Lá conheci a famosa DIOSCOREA BULBIFERA ou Cará-Moela, uma espécie de batata que é trepadeira, tem forma de moela e folhas que lembram um coração; a vinagreira, que é uma planta medicinal e serve para ajudar no tratamento de espasmos gastrointestinais, cólicas uterinas, má digestão, gastroenterite, pressão alta, prisão de ventre, falta de apetite, infecções da pele, varizes e hemorroidas; conheci mais sobre o urucum, uma flor cuja semente é usada pelos indígenas para pintar o corpo, pois dela se extrai uma tinta vermelha – além de corante natural, o urucum também serve para promover uma boa digestão, fortalecer ossos, diminuir febres, ajudar na cura de algumas doenças, ajudar na saúde dos olhos, eliminar dores de cabeça, reduzir náuseas, entre outros. Estes são apenas alguns exemplos, pois há várias outras espécies de plantas medicinais e comestíveis por lá. Também aprendi muito sobre como ter minha própria horta e como cuidar dela. Cada visita foi uma experiência única.

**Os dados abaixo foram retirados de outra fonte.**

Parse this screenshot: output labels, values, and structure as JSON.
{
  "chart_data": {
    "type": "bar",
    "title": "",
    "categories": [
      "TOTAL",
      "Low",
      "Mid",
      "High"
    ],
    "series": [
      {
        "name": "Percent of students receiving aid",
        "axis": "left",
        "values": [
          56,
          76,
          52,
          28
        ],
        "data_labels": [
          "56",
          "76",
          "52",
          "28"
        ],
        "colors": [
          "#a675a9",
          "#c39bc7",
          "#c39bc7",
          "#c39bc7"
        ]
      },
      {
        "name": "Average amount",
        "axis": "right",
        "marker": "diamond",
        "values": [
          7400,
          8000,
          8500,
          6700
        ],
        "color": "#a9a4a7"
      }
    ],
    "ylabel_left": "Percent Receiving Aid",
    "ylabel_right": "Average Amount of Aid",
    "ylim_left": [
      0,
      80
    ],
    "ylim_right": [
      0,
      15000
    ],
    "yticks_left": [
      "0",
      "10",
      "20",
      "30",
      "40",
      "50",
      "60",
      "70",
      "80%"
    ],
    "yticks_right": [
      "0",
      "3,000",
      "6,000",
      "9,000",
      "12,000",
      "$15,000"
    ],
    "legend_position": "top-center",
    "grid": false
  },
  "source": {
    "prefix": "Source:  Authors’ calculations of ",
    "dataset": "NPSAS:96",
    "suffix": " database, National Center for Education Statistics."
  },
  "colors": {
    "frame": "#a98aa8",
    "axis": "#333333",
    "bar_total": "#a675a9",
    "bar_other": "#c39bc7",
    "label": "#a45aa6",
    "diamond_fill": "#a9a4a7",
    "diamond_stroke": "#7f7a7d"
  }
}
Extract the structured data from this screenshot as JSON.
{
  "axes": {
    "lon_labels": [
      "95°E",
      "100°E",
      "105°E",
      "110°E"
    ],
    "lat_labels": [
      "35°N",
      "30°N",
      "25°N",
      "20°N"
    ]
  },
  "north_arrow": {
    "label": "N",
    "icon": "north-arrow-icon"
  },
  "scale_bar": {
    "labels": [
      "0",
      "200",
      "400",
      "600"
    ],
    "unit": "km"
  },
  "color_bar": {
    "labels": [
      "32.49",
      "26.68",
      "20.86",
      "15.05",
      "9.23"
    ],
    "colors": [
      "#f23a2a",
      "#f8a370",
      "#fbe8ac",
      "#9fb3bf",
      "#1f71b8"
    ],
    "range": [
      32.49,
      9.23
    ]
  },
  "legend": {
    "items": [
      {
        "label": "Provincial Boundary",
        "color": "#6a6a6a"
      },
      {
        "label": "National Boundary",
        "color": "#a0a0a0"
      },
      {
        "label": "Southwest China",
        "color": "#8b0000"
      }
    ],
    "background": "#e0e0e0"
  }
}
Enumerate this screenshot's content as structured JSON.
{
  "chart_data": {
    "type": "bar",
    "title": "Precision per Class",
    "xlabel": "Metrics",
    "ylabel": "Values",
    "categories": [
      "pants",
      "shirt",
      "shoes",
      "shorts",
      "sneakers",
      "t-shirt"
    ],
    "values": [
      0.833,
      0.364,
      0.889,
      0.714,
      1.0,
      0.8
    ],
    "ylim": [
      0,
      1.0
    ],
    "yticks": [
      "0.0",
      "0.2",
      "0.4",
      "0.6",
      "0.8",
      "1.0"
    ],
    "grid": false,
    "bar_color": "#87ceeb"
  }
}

Quem nos recebeu e conduziu as visitas na “horta militante” foi uma “mãezona” que me acolheu de uma forma espetacular, com um carisma e uma receptividade sem igual. Era nada mais nada menos que Mara Bomfim que, com toda sua calma e tranquilidade, ensinou-me, entre outras coisas, a como conhecer um ambiente, entrar em contato com ele, como preparar a terra, como plantar e como colher. Quando falo "mãezona" é porque ela teve todo o cuidado, carinho, amor, atenção, calma e paciência para nos ensinar, como uma mãe também faz. E, pelos mesmos motivos, podemos considera-la uma "mãezona" para a terra, pois ela é muito cuidadosa, respeitosa e muito atenciosa quando vai mexer na terra É preciso saudar essas “mãezonas”, como Mara Bomfim, que, com coragem, ousam investir esse mundo de amor, que cuidam da terra e das pessoas, e que são invisibilizadas pela sociedade machista e patriarcal, violenta, racista e genocida. São essas mulheres que re-existem em seus cotidianos e que mantêm vivos esse conhecimento tradicional ancestral tão necessário para repensarmos a forma como estamos no mundo, como nos relacionamos com a natureza e uns com os outros.

Plantar na cidade é um ato de rebeldia porque estamos indo contra esse tipo de sistema que nos "obriga" a consumir produtos dos supermercados, repletos de veneno e transgenia. Quando consumimos nossos próprios produtos ou de nossos amigos agricultores, subvertemos essa lógica e fortalecemos a resistência nos campos, quilombos e casas que, não por acaso, em sua maioria, são administrados por mulheres que seguem firmes construindo e apontando para um outro modo de se viver no meio desse mar de contradições em que estamos metidos. Juntar essas pontas, estudantes e mulheres, foi muito potente. Afinal, “juventude que ousa lutar, constrói poder popular" e "sem feminismo, não há agroecologia". Só tenho a agradecer!